Vybe does most of its testing at its eight Philadelphia locations and mobile site, but also operates two clinics in Delaware County and one in Bucks. Combined, they perform in the ballpark of 500 PCR diagnostic SARS-Cov-2 tests per day. On some days, Hotz estimates the Philly sites account for up to 7% of Philadelphia’s total test share per day. Philly performs around 7,000 tests per day.

Hotz said that as soon as a batch of results comes in from the commercial labs (Quest Diagnostics or LabCorp), they are automatically entered into Vybe’s electronic medical records system. A few times a day, staff members then transfer the results for those who tested negative into their patient portal, which he said should automatically trigger an alert to the person. Those who test positive are placed in a column indicating that they need to be notified by phone, which can take longer.

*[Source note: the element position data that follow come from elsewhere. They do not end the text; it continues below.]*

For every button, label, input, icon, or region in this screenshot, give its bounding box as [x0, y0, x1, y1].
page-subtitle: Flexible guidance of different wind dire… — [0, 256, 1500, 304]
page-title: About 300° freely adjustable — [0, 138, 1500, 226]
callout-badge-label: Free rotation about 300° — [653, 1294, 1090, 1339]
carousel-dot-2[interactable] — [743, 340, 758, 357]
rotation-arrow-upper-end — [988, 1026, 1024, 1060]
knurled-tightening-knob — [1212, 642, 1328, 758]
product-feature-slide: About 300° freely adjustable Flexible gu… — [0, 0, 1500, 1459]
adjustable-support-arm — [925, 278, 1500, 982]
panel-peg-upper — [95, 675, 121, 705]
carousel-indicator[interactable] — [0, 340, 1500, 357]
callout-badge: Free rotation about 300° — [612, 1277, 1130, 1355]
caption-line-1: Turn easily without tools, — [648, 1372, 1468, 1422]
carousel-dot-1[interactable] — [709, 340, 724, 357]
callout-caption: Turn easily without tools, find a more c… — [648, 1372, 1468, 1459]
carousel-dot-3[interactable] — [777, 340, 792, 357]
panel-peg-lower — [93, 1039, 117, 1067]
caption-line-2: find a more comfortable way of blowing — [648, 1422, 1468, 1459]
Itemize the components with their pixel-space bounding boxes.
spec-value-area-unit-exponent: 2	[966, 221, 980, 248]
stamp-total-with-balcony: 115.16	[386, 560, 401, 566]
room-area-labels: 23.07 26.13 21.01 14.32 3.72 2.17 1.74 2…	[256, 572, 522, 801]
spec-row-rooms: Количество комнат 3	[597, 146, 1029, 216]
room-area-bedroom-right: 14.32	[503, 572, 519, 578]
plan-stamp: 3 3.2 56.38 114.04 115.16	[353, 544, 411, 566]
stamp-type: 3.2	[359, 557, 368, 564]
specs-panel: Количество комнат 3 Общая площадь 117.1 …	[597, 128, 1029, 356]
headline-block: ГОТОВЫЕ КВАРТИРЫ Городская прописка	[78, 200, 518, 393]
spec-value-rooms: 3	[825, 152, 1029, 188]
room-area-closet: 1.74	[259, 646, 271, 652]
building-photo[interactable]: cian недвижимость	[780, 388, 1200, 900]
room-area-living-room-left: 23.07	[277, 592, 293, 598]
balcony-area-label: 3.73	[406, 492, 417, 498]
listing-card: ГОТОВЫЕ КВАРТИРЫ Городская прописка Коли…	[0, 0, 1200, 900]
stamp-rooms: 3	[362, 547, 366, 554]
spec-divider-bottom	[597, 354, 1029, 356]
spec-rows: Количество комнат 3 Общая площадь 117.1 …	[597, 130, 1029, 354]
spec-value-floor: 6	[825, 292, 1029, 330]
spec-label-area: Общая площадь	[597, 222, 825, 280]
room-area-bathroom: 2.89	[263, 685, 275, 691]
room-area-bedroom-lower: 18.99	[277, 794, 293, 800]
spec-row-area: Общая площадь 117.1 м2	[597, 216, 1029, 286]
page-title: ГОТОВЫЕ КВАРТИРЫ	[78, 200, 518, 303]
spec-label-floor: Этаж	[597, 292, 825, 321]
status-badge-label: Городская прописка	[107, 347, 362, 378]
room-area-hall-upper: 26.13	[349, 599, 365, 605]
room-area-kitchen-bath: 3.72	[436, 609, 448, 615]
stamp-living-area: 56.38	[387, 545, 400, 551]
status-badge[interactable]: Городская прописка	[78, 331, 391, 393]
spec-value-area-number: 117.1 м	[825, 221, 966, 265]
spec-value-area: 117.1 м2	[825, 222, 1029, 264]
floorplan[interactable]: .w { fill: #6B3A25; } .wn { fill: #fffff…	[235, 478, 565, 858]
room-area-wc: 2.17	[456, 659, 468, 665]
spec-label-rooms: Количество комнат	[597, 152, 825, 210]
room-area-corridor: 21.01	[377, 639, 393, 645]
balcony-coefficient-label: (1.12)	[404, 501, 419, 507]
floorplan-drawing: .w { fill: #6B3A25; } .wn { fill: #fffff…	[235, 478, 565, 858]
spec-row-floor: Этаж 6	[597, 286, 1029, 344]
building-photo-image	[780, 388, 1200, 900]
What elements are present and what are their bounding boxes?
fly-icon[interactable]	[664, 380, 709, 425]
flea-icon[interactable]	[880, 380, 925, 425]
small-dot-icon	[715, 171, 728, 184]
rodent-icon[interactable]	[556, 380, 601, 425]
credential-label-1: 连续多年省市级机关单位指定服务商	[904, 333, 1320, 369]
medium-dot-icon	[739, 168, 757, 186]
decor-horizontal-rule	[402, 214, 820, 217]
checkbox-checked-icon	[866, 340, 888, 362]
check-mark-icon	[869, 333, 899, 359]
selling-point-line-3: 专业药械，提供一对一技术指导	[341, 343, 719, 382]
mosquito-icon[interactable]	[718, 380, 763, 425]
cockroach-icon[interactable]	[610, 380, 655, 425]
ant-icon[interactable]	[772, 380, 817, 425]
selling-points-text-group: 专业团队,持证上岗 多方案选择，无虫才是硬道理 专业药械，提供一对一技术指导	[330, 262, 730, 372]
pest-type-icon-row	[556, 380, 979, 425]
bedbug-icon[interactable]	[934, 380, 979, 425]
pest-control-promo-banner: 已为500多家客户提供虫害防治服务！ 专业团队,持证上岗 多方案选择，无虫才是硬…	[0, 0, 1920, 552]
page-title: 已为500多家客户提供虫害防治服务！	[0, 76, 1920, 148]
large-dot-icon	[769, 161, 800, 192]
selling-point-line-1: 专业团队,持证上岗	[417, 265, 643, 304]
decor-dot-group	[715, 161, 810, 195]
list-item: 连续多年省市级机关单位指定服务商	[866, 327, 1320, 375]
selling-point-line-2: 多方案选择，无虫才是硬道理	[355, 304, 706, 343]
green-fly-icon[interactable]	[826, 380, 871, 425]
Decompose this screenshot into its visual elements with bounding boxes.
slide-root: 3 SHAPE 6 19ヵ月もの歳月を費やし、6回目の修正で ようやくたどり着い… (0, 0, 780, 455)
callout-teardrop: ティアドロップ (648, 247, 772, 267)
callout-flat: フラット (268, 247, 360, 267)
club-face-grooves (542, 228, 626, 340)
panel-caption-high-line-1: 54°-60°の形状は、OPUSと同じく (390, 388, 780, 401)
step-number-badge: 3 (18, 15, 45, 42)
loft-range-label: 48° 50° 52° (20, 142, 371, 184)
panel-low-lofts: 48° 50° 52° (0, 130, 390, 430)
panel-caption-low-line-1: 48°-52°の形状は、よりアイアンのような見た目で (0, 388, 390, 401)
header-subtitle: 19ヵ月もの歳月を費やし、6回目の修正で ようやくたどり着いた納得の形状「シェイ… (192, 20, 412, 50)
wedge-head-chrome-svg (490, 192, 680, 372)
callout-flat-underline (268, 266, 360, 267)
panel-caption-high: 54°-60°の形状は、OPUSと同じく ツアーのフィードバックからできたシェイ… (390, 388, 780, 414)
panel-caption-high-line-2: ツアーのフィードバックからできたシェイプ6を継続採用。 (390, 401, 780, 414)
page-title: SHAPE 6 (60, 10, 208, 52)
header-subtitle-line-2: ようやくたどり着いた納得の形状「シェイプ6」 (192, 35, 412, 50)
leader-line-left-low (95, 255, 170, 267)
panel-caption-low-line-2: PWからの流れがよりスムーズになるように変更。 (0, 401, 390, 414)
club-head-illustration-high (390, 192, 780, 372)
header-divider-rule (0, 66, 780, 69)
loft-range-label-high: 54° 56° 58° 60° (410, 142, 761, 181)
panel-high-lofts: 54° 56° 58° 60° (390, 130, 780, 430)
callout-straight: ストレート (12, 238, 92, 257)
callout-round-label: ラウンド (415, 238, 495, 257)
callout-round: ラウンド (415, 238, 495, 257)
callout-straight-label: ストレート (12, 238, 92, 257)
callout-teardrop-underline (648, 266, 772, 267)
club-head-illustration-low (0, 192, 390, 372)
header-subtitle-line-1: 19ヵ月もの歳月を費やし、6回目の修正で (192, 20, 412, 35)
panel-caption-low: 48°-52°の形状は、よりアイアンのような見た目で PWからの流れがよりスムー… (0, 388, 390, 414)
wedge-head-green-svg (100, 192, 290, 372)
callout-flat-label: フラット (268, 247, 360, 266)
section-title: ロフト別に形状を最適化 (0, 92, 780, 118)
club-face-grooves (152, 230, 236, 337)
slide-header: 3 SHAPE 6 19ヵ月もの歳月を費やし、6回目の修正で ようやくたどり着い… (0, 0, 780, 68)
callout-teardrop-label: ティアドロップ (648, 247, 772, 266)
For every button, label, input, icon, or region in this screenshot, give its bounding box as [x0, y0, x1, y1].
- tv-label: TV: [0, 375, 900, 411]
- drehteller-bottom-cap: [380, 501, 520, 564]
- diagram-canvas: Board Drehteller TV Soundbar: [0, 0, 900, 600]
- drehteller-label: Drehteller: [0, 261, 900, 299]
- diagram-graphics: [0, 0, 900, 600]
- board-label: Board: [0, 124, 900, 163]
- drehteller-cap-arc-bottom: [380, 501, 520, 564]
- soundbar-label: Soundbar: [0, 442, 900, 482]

Hotz said he wasn’t sure why, over the summer, for instance, his employee could have had access to my test result before I was notified they were ready but noted that the hold up may still be on the lab’s end.

Hotz himself had a family member who had been tested at Vybe but whose results were taking a long time. He asked one of his operational managers if they could track her results down, and the employee was able to find them on the LabCorp site. Since they weren’t in the Vybe system yet, Hotz concluded that LabCorp simply hadn’t pushed them through. He said Vybe received the results the following day.

While it is an additional hoop to jump through, asking which commercial lab your testing site uses, and creating an account directly with Quest or LabCorp may shave off a considerable chunk of the wait time. Hotz acknowledged this but also said that’s not realistic for everyone.

“My mother, if I told her she had to go into a portal to get her lab results, she’s not going to be able to do it,” he said. “It’s challenges that people have with any type of technology.”

Because of this, Hotz said his staff tries to call those with negative test results, too, but can’t leave a message with results because of HIPAA privacy concerns, often leading to a lengthy game of phone tag.

Hotz said communication challenges are common enough that the clinics are planning to augment their portal with a system that will communicate results via text message. The system will be operated by Radnor-based company Relay and will be HIPAA-secure, allowing the results to be included in the message. They plan to pilot the text platform next week.

Ultimately, an extra day of not knowing your COVID-19 status may not be the end of the world. After all, the tests only measure whether a person is infected at a specific point in time, and should not be used as a “free pass” for risky behavior. But for many people, the time between knowing and not knowing might be the deciding factor between going to work or not, isolating from their own family members, or simply one more day of nervously wringing their hands and twisting their brain into believing they have COVID-19.